Privacy Law

Fordham Law Class Collects Personal Info About Scalia; Supreme Ct. Justice Is Steamed


Last year, when law professor Joel Reidenberg wanted to show his Fordham University class how readily private information is available on the Internet, he assigned a group project. It was collecting personal information from the Web about himself.

This year, after U.S. Supreme Court Justice Antonin Scalia made public comments that seemingly may have questioned the need for more protection of private information, Reidenberg assigned the same project. Except this time Scalia was the subject, the prof explains to the ABA Journal in a telephone interview.

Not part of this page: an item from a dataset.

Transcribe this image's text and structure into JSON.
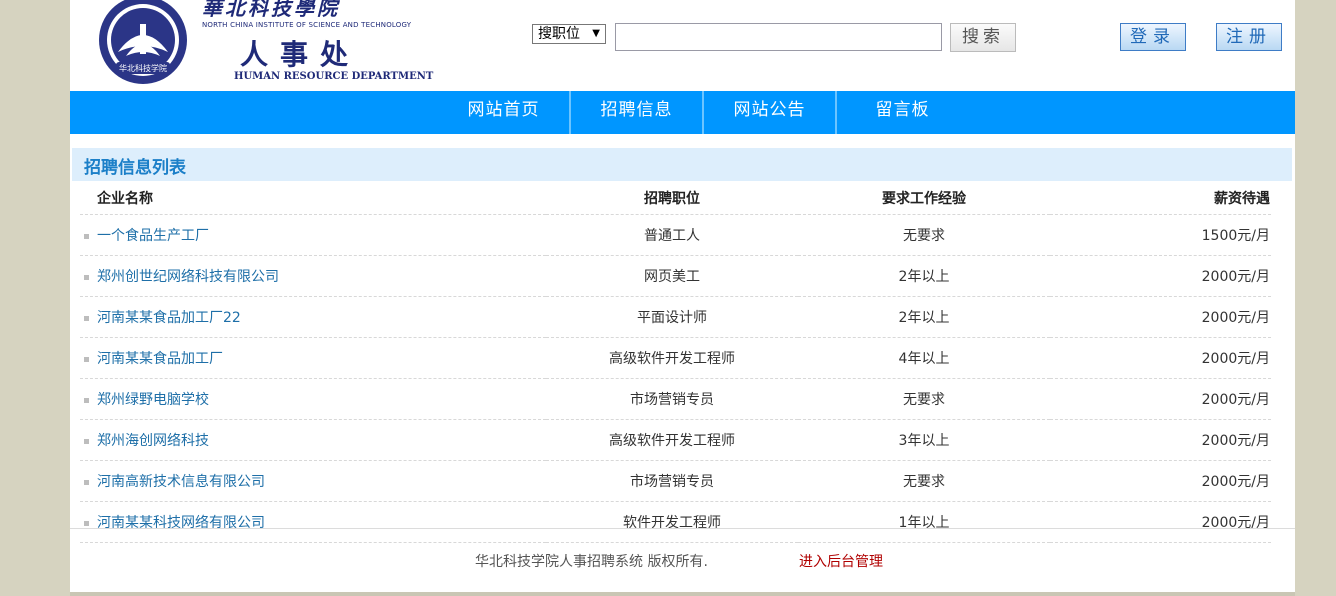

His class turned in a 15-page dossier that included not only Scalia’s home address, home phone number and home value, but his food and movie preferences, his wife’s personal e-mail address and photos of his grandchildren, reports Above the Law.

And, as Scalia himself made clear in a statement to Above the Law, he isn’t happy about the invasion of his privacy:

“Professor Reidenberg’s exercise is an example of perfectly legal, abominably poor judgment. Since he was not teaching a course in judgment, I presume he felt no responsibility to display any,” the justice says, among other comments.

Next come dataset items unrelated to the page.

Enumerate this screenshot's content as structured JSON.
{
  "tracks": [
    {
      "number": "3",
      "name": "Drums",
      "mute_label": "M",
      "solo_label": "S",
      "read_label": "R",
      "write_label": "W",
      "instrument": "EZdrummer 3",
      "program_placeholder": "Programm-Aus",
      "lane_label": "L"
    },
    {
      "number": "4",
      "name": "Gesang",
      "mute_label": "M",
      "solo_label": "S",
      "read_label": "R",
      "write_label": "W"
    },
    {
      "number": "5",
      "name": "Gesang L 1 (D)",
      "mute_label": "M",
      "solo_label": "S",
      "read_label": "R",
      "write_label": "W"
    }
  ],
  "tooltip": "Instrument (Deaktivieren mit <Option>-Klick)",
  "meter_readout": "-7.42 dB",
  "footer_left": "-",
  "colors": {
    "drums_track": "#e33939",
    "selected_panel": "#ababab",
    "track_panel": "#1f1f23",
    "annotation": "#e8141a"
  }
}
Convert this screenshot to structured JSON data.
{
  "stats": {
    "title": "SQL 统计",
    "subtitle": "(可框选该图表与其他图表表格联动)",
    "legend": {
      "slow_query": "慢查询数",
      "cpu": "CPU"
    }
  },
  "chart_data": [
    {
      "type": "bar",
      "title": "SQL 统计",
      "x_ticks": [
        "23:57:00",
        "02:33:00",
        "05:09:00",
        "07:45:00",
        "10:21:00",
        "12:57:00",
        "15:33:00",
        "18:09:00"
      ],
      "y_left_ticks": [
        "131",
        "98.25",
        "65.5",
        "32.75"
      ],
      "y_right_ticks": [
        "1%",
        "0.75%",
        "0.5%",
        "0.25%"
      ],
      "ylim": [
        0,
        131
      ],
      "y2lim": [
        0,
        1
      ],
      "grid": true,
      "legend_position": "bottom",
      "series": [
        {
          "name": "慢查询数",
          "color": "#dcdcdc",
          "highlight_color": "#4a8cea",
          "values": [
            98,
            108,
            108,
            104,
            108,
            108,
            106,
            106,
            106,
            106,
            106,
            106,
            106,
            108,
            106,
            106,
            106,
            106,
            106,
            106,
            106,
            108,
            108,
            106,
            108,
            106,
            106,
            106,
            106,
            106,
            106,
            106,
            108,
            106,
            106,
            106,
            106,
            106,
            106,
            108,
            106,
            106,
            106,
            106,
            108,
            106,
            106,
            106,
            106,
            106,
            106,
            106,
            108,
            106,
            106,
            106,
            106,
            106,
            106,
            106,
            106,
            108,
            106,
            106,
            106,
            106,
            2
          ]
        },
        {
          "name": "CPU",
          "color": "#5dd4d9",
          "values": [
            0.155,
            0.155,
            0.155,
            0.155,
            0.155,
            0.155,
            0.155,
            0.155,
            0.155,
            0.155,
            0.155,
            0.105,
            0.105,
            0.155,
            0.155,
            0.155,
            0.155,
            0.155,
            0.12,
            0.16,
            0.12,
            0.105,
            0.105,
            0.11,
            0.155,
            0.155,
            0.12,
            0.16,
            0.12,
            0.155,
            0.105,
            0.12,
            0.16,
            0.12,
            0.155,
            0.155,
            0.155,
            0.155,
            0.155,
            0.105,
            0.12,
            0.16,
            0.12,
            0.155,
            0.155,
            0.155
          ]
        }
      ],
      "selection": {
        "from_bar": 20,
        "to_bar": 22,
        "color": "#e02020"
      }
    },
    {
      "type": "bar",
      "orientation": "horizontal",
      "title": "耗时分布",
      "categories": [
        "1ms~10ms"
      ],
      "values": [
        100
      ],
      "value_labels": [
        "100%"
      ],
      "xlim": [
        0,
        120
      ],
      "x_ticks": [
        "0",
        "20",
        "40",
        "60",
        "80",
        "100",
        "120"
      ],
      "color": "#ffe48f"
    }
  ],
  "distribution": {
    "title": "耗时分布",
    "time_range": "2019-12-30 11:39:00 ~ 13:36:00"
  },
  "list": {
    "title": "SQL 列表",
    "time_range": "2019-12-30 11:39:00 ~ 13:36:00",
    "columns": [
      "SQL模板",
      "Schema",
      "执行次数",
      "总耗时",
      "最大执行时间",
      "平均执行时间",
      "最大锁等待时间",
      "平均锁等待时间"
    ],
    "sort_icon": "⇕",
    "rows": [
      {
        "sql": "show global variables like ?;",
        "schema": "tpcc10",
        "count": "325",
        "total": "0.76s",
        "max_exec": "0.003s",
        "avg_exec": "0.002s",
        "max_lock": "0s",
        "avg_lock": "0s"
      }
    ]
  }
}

A Supreme Court spokeswoman confirmed to the ABA Journal in an e-mail that the Scalia blast to ATL “is accurately attributed to Justice Scalia.”

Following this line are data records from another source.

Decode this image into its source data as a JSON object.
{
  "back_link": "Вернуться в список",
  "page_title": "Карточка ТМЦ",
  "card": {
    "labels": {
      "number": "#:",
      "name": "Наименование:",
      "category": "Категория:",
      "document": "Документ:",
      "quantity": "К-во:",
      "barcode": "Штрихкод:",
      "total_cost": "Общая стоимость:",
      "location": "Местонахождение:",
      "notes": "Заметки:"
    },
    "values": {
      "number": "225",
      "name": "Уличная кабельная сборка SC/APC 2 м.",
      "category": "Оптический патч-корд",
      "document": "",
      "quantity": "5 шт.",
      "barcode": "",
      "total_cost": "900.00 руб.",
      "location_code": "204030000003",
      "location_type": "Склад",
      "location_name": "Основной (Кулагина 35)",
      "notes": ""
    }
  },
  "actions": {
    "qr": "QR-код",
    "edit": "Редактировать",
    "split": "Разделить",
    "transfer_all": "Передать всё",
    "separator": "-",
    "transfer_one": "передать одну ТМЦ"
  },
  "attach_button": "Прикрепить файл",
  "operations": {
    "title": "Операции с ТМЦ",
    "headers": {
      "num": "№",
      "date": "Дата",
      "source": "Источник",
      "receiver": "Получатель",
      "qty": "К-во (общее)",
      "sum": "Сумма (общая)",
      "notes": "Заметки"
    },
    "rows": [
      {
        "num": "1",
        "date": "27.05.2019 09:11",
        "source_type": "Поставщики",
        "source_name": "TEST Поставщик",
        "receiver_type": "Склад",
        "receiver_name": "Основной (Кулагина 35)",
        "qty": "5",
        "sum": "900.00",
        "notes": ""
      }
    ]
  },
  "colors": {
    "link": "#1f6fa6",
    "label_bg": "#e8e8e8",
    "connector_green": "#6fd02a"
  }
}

In response, Reidenberg tells the ABA Journal that the information gathered by his class about Scalia was all “publicly available, for free,” and wasn’t posted on the Internet by the class or otherwise further publicized. He views the dossier-gathering about a public figure as a legitimate classroom exercise intended to spark discussion about privacy law, and says he and the class didn’t intend to offend Scalia.

The availability of such information on the Web makes it possible for the government to conduct surveillance that otherwise would be much more difficult or even impossible to pursue through court orders and other official mechanisms, Reidenberg contends. And aggregation of various bits of information also can lead to more troubling use of the compiled information, he says.

“When there are so few privacy protections for secondary use of personal information, that information can be used in many troubling ways,” he writes in an e-mail to the ABA Journal. “A class assignment that illustrates this point is not one of them. Indeed, the very fact that Justice Scalia found it objectionable and felt compelled to comment underscores the value and legitimacy of the exercise.”

An ABA Journal request for comment from Scalia, routed through the court’s media information office, has not been returned.